Saturday, July 7, 2012

How To Be Alone



I do this.  A lot more so before I had Miss Grace.  But I still do this... except I have to plan it a little more in advance.  My latest trip that I took by myself was  to San Francisco.  I love getting lost in that city.  When I told people what I was going to do, their automatic response was, "Who are you going with?"  The most common answer I got from everyone when I answered, "by myself", was quickly followed with a "why?" Well, why not?  Why are you so fearful of being alone?

I always had this idea of how my life was going to go:  graduate college at 21, get a job, work for a bit, meet the man of my dreams, be married and have my 2.5 kids by the time I was 24.  It didn't exactly happen.  And I can't say that I'm all that disappointed.  I don't think that I would be who I am now had I begun sharing my life with someone so early.  But what about my friends that did?  Those that were either committed to their significant other or got married really young and are still married.   Does that mean that they aren't as aware of themselves?  I don't think so.  And because I haven't "found him who my soul loves", does that mean that I'm missing out?  We all travel our own paths.

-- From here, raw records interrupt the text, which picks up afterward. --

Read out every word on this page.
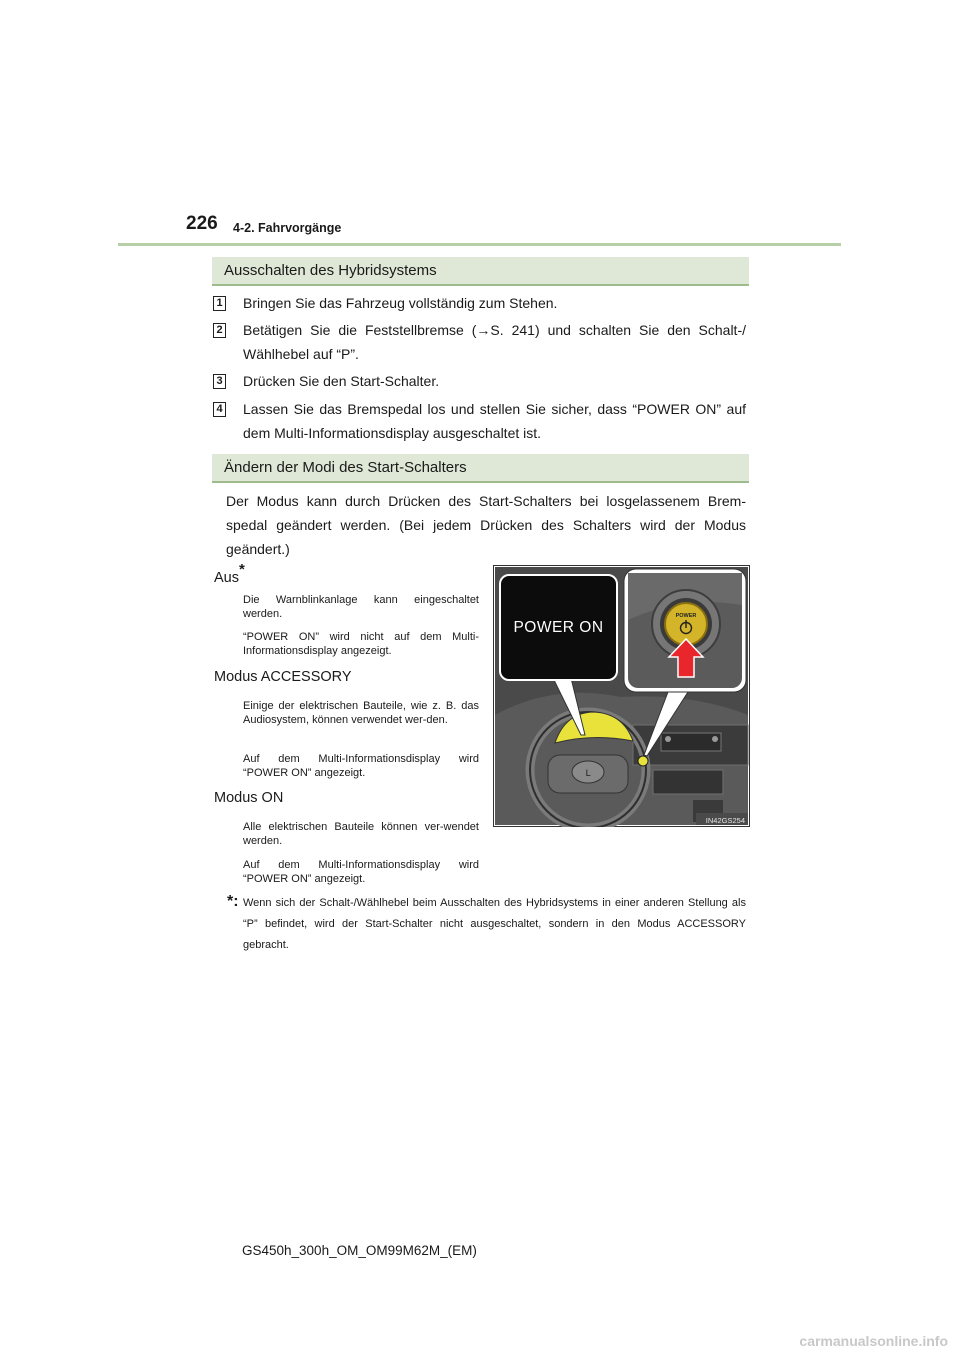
226 4-2. Fahrvorgänge
Ausschalten des Hybridsystems
1 Bringen Sie das Fahrzeug vollständig zum Stehen.
2 Betätigen Sie die Feststellbremse (→S. 241) und schalten Sie den Schalt-/ Wählhebel auf “P”.
3 Drücken Sie den Start-Schalter.
4 Lassen Sie das Bremspedal los und stellen Sie sicher, dass “POWER ON” auf dem Multi-Informationsdisplay ausgeschaltet ist.
Ändern der Modi des Start-Schalters
Der Modus kann durch Drücken des Start-Schalters bei losgelassenem Brem-spedal geändert werden. (Bei jedem Drücken des Schalters wird der Modus geändert.)
Aus*
Die Warnblinkanlage kann eingeschaltet werden.
“POWER ON” wird nicht auf dem Multi-Informationsdisplay angezeigt.
Modus ACCESSORY
Einige der elektrischen Bauteile, wie z. B. das Audiosystem, können verwendet wer-den.
Auf dem Multi-Informationsdisplay wird “POWER ON” angezeigt.
Modus ON
Alle elektrischen Bauteile können ver-wendet werden.
Auf dem Multi-Informationsdisplay wird “POWER ON” angezeigt.
L
POWER ON
POWER
IN42GS254
*: Wenn sich der Schalt-/Wählhebel beim Ausschalten des Hybridsystems in einer anderen Stellung als “P” befindet, wird der Start-Schalter nicht ausgeschaltet, sondern in den Modus ACCESSORY gebracht.
GS450h_300h_OM_OM99M62M_(EM)
carmanualsonline.info
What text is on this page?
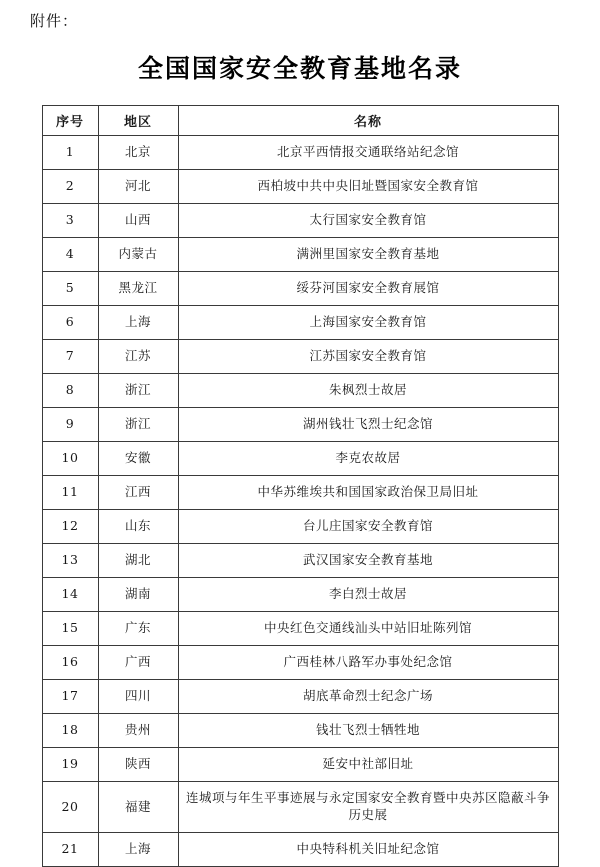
附件：
全国国家安全教育基地名录
序号	地区	名称
1	北京	北京平西情报交通联络站纪念馆
2	河北	西柏坡中共中央旧址暨国家安全教育馆
3	山西	太行国家安全教育馆
4	内蒙古	满洲里国家安全教育基地
5	黑龙江	绥芬河国家安全教育展馆
6	上海	上海国家安全教育馆
7	江苏	江苏国家安全教育馆
8	浙江	朱枫烈士故居
9	浙江	湖州钱壮飞烈士纪念馆
10	安徽	李克农故居
11	江西	中华苏维埃共和国国家政治保卫局旧址
12	山东	台儿庄国家安全教育馆
13	湖北	武汉国家安全教育基地
14	湖南	李白烈士故居
15	广东	中央红色交通线汕头中站旧址陈列馆
16	广西	广西桂林八路军办事处纪念馆
17	四川	胡底革命烈士纪念广场
18	贵州	钱壮飞烈士牺牲地
19	陕西	延安中社部旧址
20	福建	连城项与年生平事迹展与永定国家安全教育暨中央苏区隐蔽斗争历史展
21	上海	中央特科机关旧址纪念馆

Originally I had begun this post as a response to an unhealthy situation.  I wish young girls would love themselves more than to go from boyfriend to boyfriend.  Who are silenced and don ugly shoes that they would never wear just to please "their man".  Who would allow their boyfriend to put them in a bad and embarrassing situation and then go back, despite everything.  Who tolerate drunken rages and screaming only inches away from their face.  Who don't heed the warning of family and friends who love them unconditionally.  After this process of getting it all out, I realized I was writing about who I was in my latter 20s and early 30s.  In observing a situation and getting so angry about it,  it was only because I was seeing me a few years ago.

I am no longer that person because I gathered myself and left that dysfunction behind.  My hope for her is that she has the courage to want to know herself and to love herself better than to tolerate bullshit.  I hope she can know what it is to be alone.  But I'm not the one to tell her.

These days I have healthy boundaries constructed because of the past.  I love my alone time and my independence.  I love holding out for what's best for me.  That's not to say that there is no room for someone else... but I'm so willing to wait until that time is ripe.

3 comments:

Amy said...

I love it! It's all perspective. Just imagine trying to figure yourself out in your 20s while being married to someone you only knew for 8 months before you got married at 19. My crazy self :) Thank you for your honesty, Mirm.

miriam said...

Thanks for that Amy! I was hoping my long time married friends would pop in here.

JohnJayJay said...

Being alone has never been a problem...in fact quite the opposite. I get so comfortable with it, and so fully embrace the peace that comes with it, that relationships can sometimes be tricky...because they seem so "noisy" in comparison...and at some point the need for space arises, as it always does, and problems often ensue. Funny how if you're truly comfortable being alone, or if even in a relationship, you need times of space to yourself, people often think you're a misanthrope...when in fact you're probably the most self actualized of the bunch.